Dennoch zog mich ständig etwas unerklärliches in die Kirchen. Es fiel mir schwer, an einer vorbeizukommen und nicht hineinzugehen. Jedoch verstand ich dann nie, was in diesen Kirchen vor sich ging. Ich lauschte den Predigten, aber sie drangen nicht zu meinem Herzen. Von Gott hatte ich keinerlei Vorstellung, aber ich hätte zu gerne gewußt, ob irgendwo im Zentrum dieses Weltalls ein liebendes Herz existierte. Ich hatte nur wenig Freude in meiner Kindheit und Jugend erfahren. Deshalb sehnte ich mich danach, daß irgendwo ein liebendes Herz auch für mich schlagen möchte.
Ich war ein Atheist, aber der Atheismus gab meinem Herzen keinen Frieden.
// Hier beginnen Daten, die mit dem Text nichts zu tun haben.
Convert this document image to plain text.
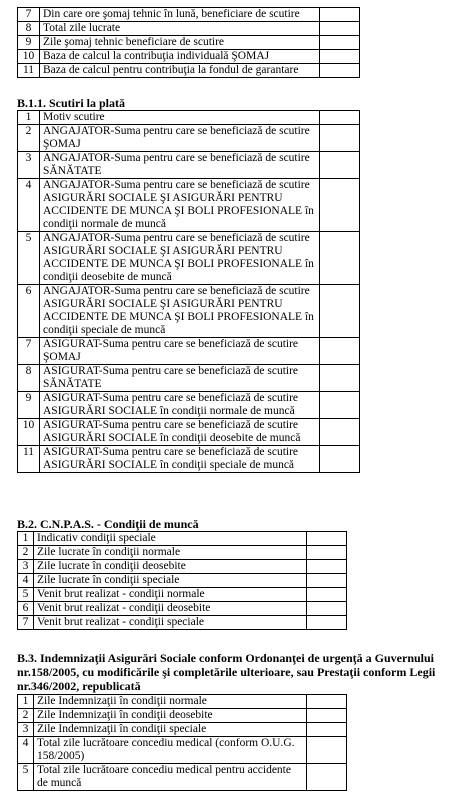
7	Din care ore şomaj tehnic în lună, beneficiare de scutire	
8	Total zile lucrate	
9	Zile şomaj tehnic beneficiare de scutire	
10	Baza de calcul la contribuţia individuală ŞOMAJ	
11	Baza de calcul pentru contribuţia la fondul de garantare	
B.1.1. Scutiri la plată
1	Motiv scutire	
2	ANGAJATOR-Suma pentru care se beneficiază de scutire ŞOMAJ	
3	ANGAJATOR-Suma pentru care se beneficiază de scutire SĂNĂTATE	
4	ANGAJATOR-Suma pentru care se beneficiază de scutire ASIGURĂRI SOCIALE ŞI ASIGURĂRI PENTRU ACCIDENTE DE MUNCA ŞI BOLI PROFESIONALE în condiţii normale de muncă	
5	ANGAJATOR-Suma pentru care se beneficiază de scutire ASIGURĂRI SOCIALE ŞI ASIGURĂRI PENTRU ACCIDENTE DE MUNCA ŞI BOLI PROFESIONALE în condiţii deosebite de muncă	
6	ANGAJATOR-Suma pentru care se beneficiază de scutire ASIGURĂRI SOCIALE ŞI ASIGURĂRI PENTRU ACCIDENTE DE MUNCA ŞI BOLI PROFESIONALE în condiţii speciale de muncă	
7	ASIGURAT-Suma pentru care se beneficiază de scutire ŞOMAJ	
8	ASIGURAT-Suma pentru care se beneficiază de scutire SĂNĂTATE	
9	ASIGURAT-Suma pentru care se beneficiază de scutire ASIGURĂRI SOCIALE în condiţii normale de muncă	
10	ASIGURAT-Suma pentru care se beneficiază de scutire ASIGURĂRI SOCIALE în condiţii deosebite de muncă	
11	ASIGURAT-Suma pentru care se beneficiază de scutire ASIGURĂRI SOCIALE în condiţii speciale de muncă	
B.2. C.N.P.A.S. - Condiţii de muncă
1	Indicativ condiţii speciale	
2	Zile lucrate în condiţii normale	
3	Zile lucrate în condiţii deosebite	
4	Zile lucrate în condiţii speciale	
5	Venit brut realizat - condiţii normale	
6	Venit brut realizat - condiţii deosebite	
7	Venit brut realizat - condiţii speciale	
B.3. Indemnizaţii Asigurări Sociale conform Ordonanţei de urgenţă a Guvernului nr.158/2005, cu modificările şi completările ulterioare, sau Prestaţii conform Legii nr.346/2002, republicată
1	Zile Indemnizaţii în condiţii normale	
2	Zile Indemnizaţii în condiţii deosebite	
3	Zile Indemnizaţii în condiţii speciale	
4	Total zile lucrătoare concediu medical (conform O.U.G. 158/2005)	
5	Total zile lucrătoare concediu medical pentru accidente de muncă	
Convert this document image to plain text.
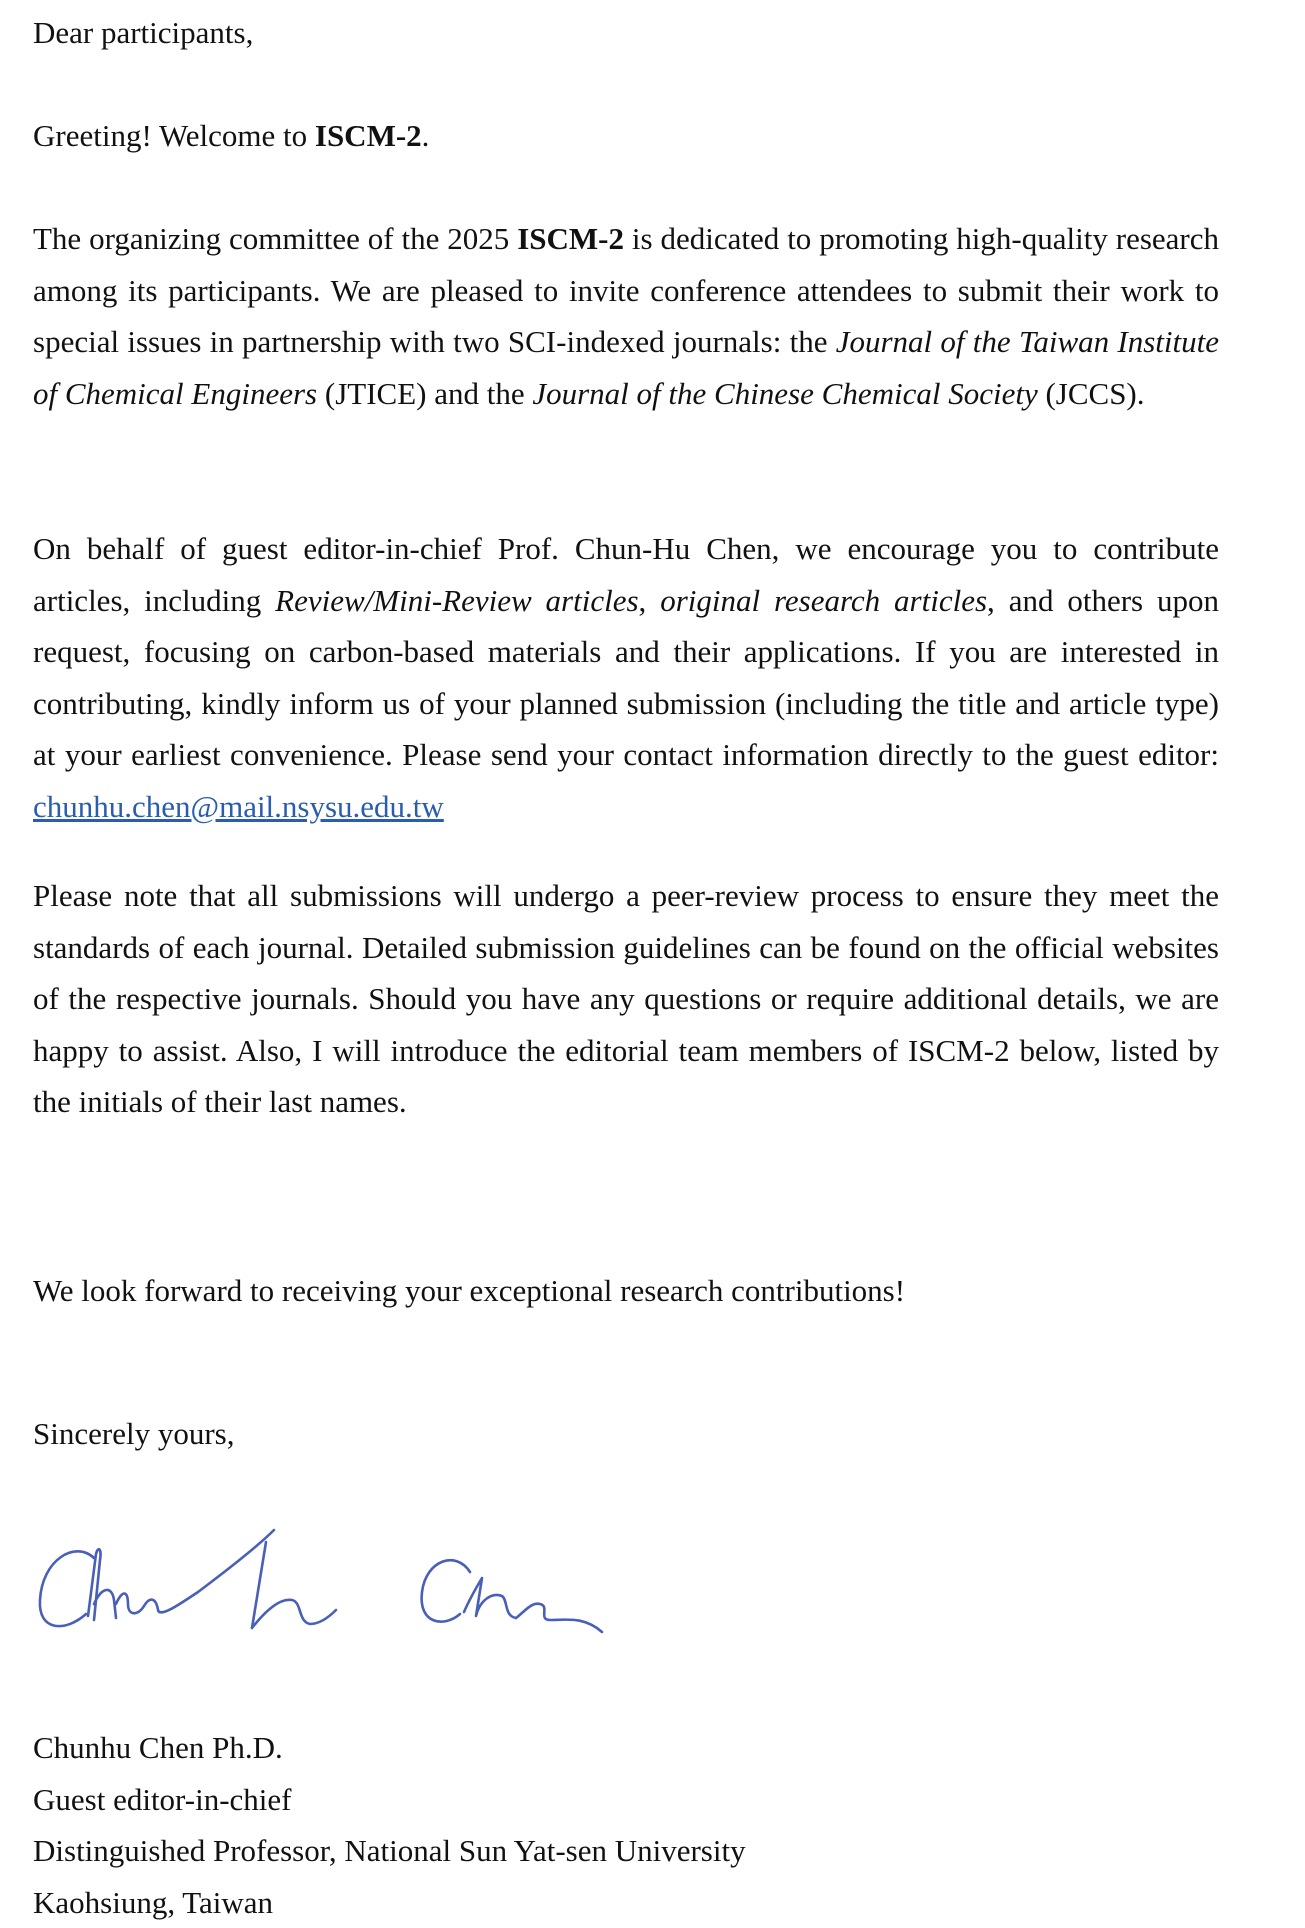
Dear participants,
Greeting! Welcome to ISCM-2.
The organizing committee of the 2025 ISCM-2 is dedicated to promoting high-quality research among its participants. We are pleased to invite conference attendees to submit their work to special issues in partnership with two SCI-indexed journals: the Journal of the Taiwan Institute of Chemical Engineers (JTICE) and the Journal of the Chinese Chemical Society (JCCS).
On behalf of guest editor-in-chief Prof. Chun-Hu Chen, we encourage you to contribute articles, including Review/Mini-Review articles, original research articles, and others upon request, focusing on carbon-based materials and their applications. If you are interested in contributing, kindly inform us of your planned submission (including the title and article type) at your earliest convenience. Please send your contact information directly to the guest editor: chunhu.chen@mail.nsysu.edu.tw
Please note that all submissions will undergo a peer-review process to ensure they meet the standards of each journal. Detailed submission guidelines can be found on the official websites of the respective journals. Should you have any questions or require additional details, we are happy to assist. Also, I will introduce the editorial team members of ISCM-2 below, listed by the initials of their last names.
We look forward to receiving your exceptional research contributions!
Sincerely yours,
Chunhu Chen Ph.D.
Guest editor-in-chief
Distinguished Professor, National Sun Yat-sen University
Kaohsiung, Taiwan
Als ich erwachsen war, trat ich ins Geschäftsleben in Bukarest ein. Meine Sache machte ich gut. Noch keine fünfundzwanzig Jahre alt, hatte ich bereits eine Menge Geld zur Verfügung. Ich gab es in prunkvollen Bars aus und für die Mädchen von Klein-Paris, wie man die Hauptstadt nannte. Nach den Folgen fragte ich nicht, solange nur mein Hunger nach immer neuen Reizen gestillt wurde. Das war ein Leben, um das mich viele beneideten. Doch mir selbst brachte es nur Herzeleid. Ich wußte, daß ich in mir etwas achtlos zerstörte, was gut war und für andere genützt werden sollte.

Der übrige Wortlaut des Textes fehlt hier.